The Jesus Tablet has finally arrived and it's a big iPhone with a clunky name - the iPad. This is supposed to be the device that saves publishing by convincing us to stop accessing the Internet with our PCs for free and start buying the content for the iPad, instead. It isn't going to happen.
Gizmodo has a list of things that suck with the iPad. I'm going to concentrate on a few important ones.
First, its web browser is crippled. It doesn't run Flash. That means that Youtube needs a special app to work and pages with embedded Youtube videos will not work.
Like the iPhone, it will only do one thing at a time. You can browse or your can check email but don't try to do both.
There's no camera so you cannot do a video chat with anyone either.
People are expecting the iPad to take over ebooks the way that the iPod took over music. It will not. It is too big and too expensive.
I don't expect it to cut into the Netbook market much either. It is lighter but it is missing a lot of functionality and it costs more. I'm using a laptop on my lap right now. The form factor is pretty good. I can type without it falling off of my lap and I don't have to hold it in place to see the screen.

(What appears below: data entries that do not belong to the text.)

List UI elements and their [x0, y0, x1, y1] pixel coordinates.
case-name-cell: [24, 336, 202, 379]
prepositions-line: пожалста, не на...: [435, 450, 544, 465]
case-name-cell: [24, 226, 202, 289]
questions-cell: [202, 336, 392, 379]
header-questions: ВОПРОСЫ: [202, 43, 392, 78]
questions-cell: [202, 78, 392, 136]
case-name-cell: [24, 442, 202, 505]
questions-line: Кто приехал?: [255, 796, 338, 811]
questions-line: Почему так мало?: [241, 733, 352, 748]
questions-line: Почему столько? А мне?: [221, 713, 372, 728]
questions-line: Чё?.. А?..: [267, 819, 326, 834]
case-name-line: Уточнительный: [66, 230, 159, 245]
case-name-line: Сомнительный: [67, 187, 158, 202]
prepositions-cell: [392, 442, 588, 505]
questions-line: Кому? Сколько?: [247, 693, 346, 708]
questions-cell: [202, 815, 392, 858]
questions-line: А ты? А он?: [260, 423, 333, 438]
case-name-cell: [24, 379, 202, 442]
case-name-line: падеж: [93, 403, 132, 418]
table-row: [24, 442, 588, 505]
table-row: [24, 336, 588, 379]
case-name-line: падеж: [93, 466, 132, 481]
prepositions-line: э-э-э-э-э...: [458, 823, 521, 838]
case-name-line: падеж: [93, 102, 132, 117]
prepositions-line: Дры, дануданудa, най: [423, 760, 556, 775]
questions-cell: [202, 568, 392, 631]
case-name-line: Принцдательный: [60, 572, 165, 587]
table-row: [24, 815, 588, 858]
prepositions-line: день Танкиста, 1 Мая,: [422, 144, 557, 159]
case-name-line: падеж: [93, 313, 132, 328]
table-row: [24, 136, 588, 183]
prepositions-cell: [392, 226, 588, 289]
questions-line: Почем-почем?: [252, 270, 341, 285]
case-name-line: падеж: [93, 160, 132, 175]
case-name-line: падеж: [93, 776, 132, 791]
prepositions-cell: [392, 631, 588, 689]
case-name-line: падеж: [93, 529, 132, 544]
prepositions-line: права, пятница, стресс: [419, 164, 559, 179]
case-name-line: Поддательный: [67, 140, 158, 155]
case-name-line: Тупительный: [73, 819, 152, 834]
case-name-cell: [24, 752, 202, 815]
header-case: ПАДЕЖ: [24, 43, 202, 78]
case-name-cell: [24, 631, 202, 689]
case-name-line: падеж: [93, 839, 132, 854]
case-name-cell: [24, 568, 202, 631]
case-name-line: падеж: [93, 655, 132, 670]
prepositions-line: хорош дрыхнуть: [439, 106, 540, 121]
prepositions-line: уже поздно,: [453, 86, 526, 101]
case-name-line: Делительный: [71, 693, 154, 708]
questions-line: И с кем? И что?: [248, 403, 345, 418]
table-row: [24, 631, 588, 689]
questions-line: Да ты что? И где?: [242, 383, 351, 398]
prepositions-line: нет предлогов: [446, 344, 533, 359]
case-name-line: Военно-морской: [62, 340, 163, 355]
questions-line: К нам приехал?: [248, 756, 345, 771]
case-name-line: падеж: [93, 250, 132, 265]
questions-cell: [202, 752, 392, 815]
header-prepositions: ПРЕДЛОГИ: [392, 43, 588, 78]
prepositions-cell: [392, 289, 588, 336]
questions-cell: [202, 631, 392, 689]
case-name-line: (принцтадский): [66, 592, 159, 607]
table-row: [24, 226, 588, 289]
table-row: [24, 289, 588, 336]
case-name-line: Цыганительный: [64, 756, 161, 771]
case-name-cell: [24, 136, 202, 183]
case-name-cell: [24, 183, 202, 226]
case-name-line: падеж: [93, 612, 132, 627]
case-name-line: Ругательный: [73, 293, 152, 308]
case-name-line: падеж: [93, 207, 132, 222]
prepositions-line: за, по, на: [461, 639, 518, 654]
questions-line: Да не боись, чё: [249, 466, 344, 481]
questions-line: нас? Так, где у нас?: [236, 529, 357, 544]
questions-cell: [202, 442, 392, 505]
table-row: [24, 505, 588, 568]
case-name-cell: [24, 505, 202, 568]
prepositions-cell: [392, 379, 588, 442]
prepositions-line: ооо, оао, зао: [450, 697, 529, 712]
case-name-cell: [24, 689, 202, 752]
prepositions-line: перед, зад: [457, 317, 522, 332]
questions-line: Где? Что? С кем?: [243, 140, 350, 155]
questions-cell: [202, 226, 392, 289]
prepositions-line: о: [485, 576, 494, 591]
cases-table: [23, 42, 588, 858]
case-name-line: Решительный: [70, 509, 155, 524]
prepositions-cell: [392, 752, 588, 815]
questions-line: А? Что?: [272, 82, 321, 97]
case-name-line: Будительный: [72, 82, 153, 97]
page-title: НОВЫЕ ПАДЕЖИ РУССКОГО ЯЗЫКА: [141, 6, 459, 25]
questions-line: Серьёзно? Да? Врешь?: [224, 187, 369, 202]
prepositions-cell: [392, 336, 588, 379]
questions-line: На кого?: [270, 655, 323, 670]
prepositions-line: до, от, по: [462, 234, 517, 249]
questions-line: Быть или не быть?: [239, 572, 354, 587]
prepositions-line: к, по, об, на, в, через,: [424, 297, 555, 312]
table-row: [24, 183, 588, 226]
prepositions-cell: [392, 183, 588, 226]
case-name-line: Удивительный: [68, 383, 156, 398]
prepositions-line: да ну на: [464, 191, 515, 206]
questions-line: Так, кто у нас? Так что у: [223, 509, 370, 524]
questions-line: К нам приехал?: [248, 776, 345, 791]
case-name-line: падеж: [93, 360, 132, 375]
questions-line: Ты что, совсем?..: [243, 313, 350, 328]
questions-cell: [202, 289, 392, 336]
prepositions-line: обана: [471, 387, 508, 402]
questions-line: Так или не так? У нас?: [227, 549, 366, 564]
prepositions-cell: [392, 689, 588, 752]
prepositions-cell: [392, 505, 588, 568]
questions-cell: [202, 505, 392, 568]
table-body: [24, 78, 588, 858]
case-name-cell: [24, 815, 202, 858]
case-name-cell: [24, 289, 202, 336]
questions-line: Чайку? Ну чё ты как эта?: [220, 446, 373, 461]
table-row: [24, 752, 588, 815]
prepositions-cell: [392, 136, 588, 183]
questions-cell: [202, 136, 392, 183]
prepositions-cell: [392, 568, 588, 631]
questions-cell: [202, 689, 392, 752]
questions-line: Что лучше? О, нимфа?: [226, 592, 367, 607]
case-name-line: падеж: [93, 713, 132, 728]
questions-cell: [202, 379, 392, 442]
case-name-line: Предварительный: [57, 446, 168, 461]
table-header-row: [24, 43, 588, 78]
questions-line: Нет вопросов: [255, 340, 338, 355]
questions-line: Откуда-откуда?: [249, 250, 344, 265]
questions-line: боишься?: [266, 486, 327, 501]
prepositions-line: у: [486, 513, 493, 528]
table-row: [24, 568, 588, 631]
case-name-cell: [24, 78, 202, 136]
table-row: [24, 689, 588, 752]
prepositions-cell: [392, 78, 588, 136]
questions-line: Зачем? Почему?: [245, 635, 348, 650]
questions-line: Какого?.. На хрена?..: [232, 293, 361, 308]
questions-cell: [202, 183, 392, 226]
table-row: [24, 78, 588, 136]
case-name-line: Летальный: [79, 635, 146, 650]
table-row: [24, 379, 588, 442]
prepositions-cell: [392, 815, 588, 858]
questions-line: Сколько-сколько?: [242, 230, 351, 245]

Apple had great success with music and phones but they entered these markets with revolutionary products. Prior to the iPod, MP3 players had very limited memory and hard-to-use controls. Apple was the first to offer a music player that could hold an entire collection instead of a couple of CDs.
The iPhone was the first phone with a big touch screen. Every phone before it had a keypad that took up a lot of space.
The iPad does not offer new functionality. There are other tablets on the market that do more. For the starting price of an iPad, you can get a good notebook with ten times the storage and a full version of Windows 7. For less than the price of an iPad you can get a netbook with a fairly large hard drive, similar screen size and good battery life.
I don't doubt that Apple will sell a lot of iPads - at least a million by the end of the year. But I don't think that it will dominate any markets the way that the iPod and iPhone have done.